Shamoon Abbasi’s upcoming directorial on cannibalism created quite a buzz as soon as the trailer of Durj dropped.
While Abbasi had earlier announced that his film will release overseas before it hits the cinemas in Pakistan, Censor Board has now banned Durj to screen in the country.
The film is based on true events from around the world, depicting cannibalism.
Requesting anonymity, a source told the Express Tribune, “The censor board has banned Durj because of it’s subject. Given that a sensitive topic such as cannibalism, should not be propagated so openly. However, Shamoon Abbasi is trying his level best to make sure the ban is lifted.”
Now, Sanam Saeed has extended support to Durj, inquiring how Hollywood films with violence, dark topics and sexual innuendos can be screened in Pakistan but not an independent film such as Durj.
Taking to Twitter, the Cake star wrote, “Why are films like Durj nanned. If Hollywood films with all their sexual innuendos, violence and dark topics can play in our cinemas, then why can’t our independent and out of the box films like Durj be played?”
Many agreed with Sanam.
“This is exactly what I thought! Despite all the vulgar and violent content, Pakistanis can watch Hollywood movies but not Pakistani movies. First it was Verna and now this. Is this the reality as a society we don’t want to confront?” a user shared.

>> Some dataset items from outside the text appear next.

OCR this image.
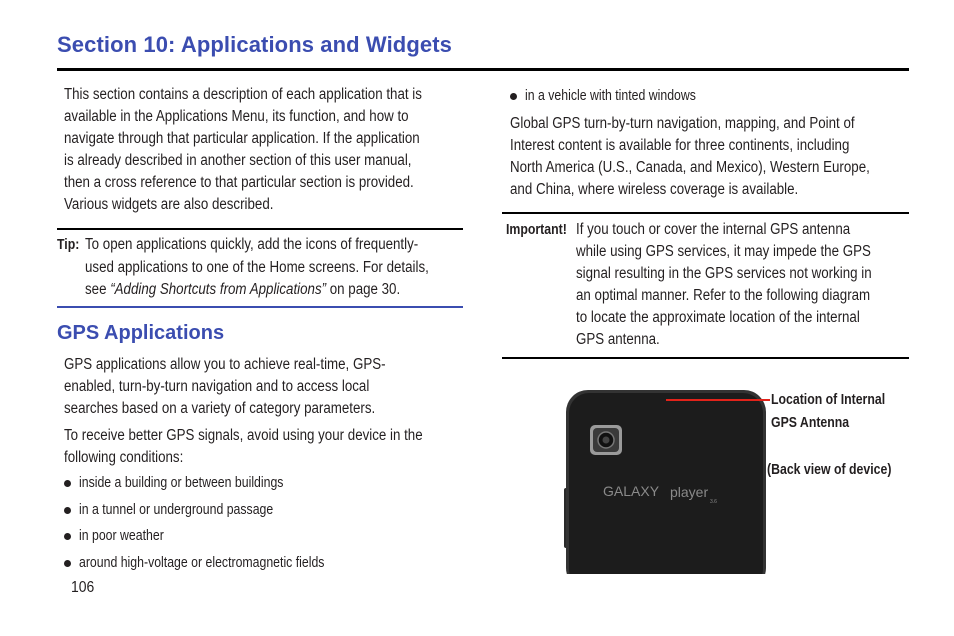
Section 10: Applications and Widgets
This section contains a description of each application that is
available in the Applications Menu, its function, and how to
navigate through that particular application. If the application
is already described in another section of this user manual,
then a cross reference to that particular section is provided.
Various widgets are also described.
Tip: To open applications quickly, add the icons of frequently-
used applications to one of the Home screens. For details,
see “Adding Shortcuts from Applications” on page 30.
GPS Applications
GPS applications allow you to achieve real-time, GPS-
enabled, turn-by-turn navigation and to access local
searches based on a variety of category parameters.
To receive better GPS signals, avoid using your device in the
following conditions:
inside a building or between buildings
in a tunnel or underground passage
in poor weather
around high-voltage or electromagnetic fields
106
in a vehicle with tinted windows
Global GPS turn-by-turn navigation, mapping, and Point of
Interest content is available for three continents, including
North America (U.S., Canada, and Mexico), Western Europe,
and China, where wireless coverage is available.
Important! If you touch or cover the internal GPS antenna
while using GPS services, it may impede the GPS
signal resulting in the GPS services not working in
an optimal manner. Refer to the following diagram
to locate the approximate location of the internal
GPS antenna.
GALAXY player
3.6
Location of Internal
GPS Antenna
(Back view of device)
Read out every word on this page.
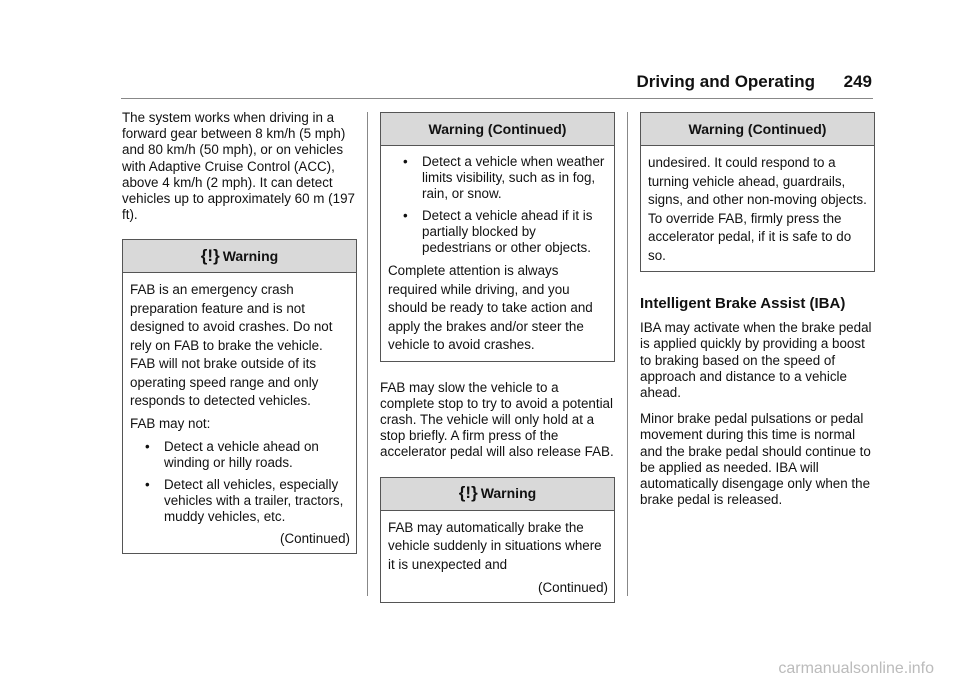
Driving and Operating 249

The system works when driving in a forward gear between 8 km/h (5 mph) and 80 km/h (50 mph), or on vehicles with Adaptive Cruise Control (ACC), above 4 km/h (2 mph). It can detect vehicles up to approximately 60 m (197 ft).

{!} Warning

FAB is an emergency crash preparation feature and is not designed to avoid crashes. Do not rely on FAB to brake the vehicle. FAB will not brake outside of its operating speed range and only responds to detected vehicles.

FAB may not:

• Detect a vehicle ahead on winding or hilly roads.
• Detect all vehicles, especially vehicles with a trailer, tractors, muddy vehicles, etc.
(Continued)
Warning (Continued)
• Detect a vehicle when weather limits visibility, such as in fog, rain, or snow.
• Detect a vehicle ahead if it is partially blocked by pedestrians or other objects.

Complete attention is always required while driving, and you should be ready to take action and apply the brakes and/or steer the vehicle to avoid crashes.

FAB may slow the vehicle to a complete stop to try to avoid a potential crash. The vehicle will only hold at a stop briefly. A firm press of the accelerator pedal will also release FAB.

{!} Warning

FAB may automatically brake the vehicle suddenly in situations where it is unexpected and

(Continued)
Warning (Continued)

undesired. It could respond to a turning vehicle ahead, guardrails, signs, and other non-moving objects. To override FAB, firmly press the accelerator pedal, if it is safe to do so.

Intelligent Brake Assist (IBA)

IBA may activate when the brake pedal is applied quickly by providing a boost to braking based on the speed of approach and distance to a vehicle ahead.

Minor brake pedal pulsations or pedal movement during this time is normal and the brake pedal should continue to be applied as needed. IBA will automatically disengage only when the brake pedal is released.

carmanualsonline.info
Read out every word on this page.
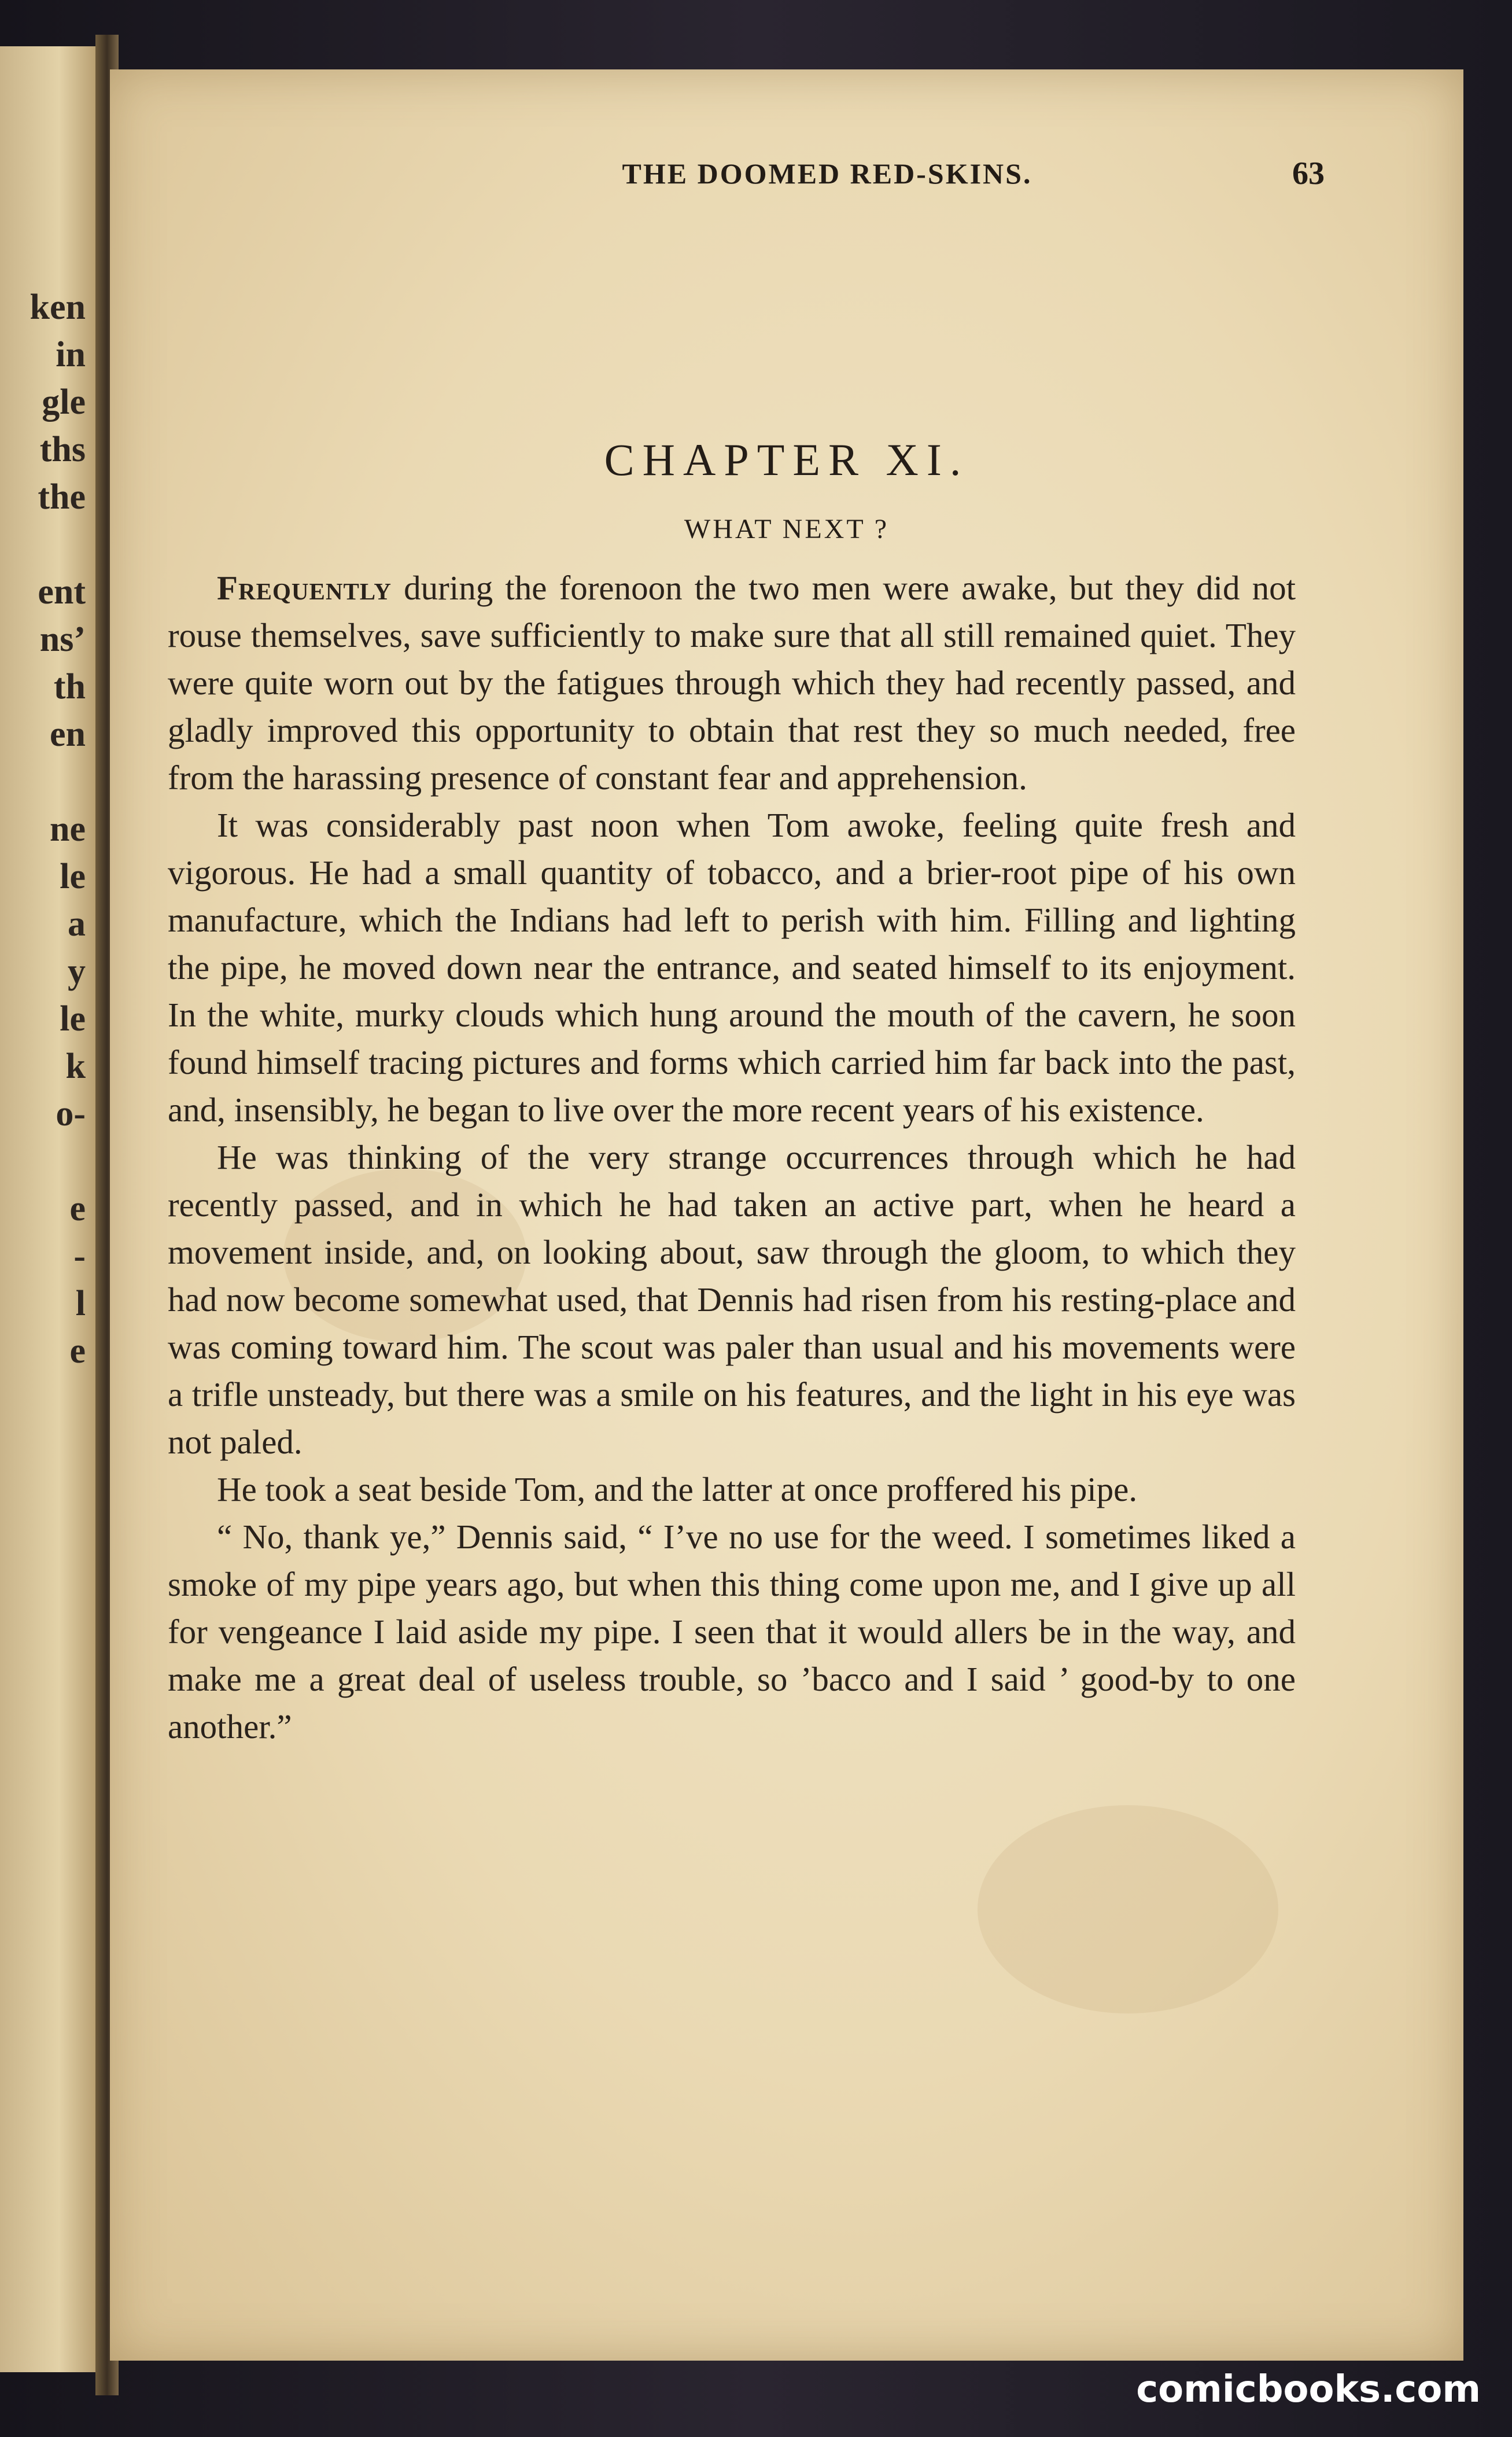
ken
in
gle
ths
the
ent
ns’
th
en
ne
le
a
y
le
k
o-
e
-
l
e
THE DOOMED RED-SKINS.	63
CHAPTER XI.
WHAT NEXT ?

Frequently during the forenoon the two men were awake, but they did not rouse themselves, save sufficiently to make sure that all still remained quiet. They were quite worn out by the fatigues through which they had recently passed, and gladly improved this opportunity to obtain that rest they so much needed, free from the harassing presence of constant fear and apprehension.

It was considerably past noon when Tom awoke, feeling quite fresh and vigorous. He had a small quantity of tobacco, and a brier-root pipe of his own manufacture, which the Indians had left to perish with him. Filling and lighting the pipe, he moved down near the entrance, and seated himself to its enjoyment. In the white, murky clouds which hung around the mouth of the cavern, he soon found himself tracing pictures and forms which carried him far back into the past, and, insensibly, he began to live over the more recent years of his existence.

He was thinking of the very strange occurrences through which he had recently passed, and in which he had taken an active part, when he heard a movement inside, and, on looking about, saw through the gloom, to which they had now become somewhat used, that Dennis had risen from his resting-place and was coming toward him. The scout was paler than usual and his movements were a trifle unsteady, but there was a smile on his features, and the light in his eye was not paled.

He took a seat beside Tom, and the latter at once proffered his pipe.

“ No, thank ye,” Dennis said, “ I’ve no use for the weed. I sometimes liked a smoke of my pipe years ago, but when this thing come upon me, and I give up all for vengeance I laid aside my pipe. I seen that it would allers be in the way, and make me a great deal of useless trouble, so ’bacco and I said ’ good-by to one another.”

comicbooks.com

“Why they banned Durj, I’m not a fan of violent movies but if anyone is doing something different in Pakistan, suddenly censor board wakes up,” shared another user.
Another user shared how films based on weddings and romance are the only ones to receive clearance from the box office.
Abbasi had earlier surplus concerns regarding the ongoing problems faced by the film. The film was initially cleared by censor boards in both Punjab and Sindh, but was suddenly rejected by the federal censor board, without informing what the actual problem was.
“When I inquired, I received a certificate saying that the ban was because cannibalism is ‘not a part of our culture and tradition,’ so it should not be showcased,” Abbasi had told The Express Tribune.
“As if it’s a part of anybody’s culture or tradition or whether the films actually playing in Pakistani cinemas even depict our culture.”
He continued to clarify that there is nothing objectionable in the film and that the physical act of cannibalism has not been shown at all. “I don’t understand what has caused this revocation, my film does not have any vulgarity, not a single cuss word, not a single act of violence, and even if there is, I am willing to cut out whatever is objectionable if I am informed.”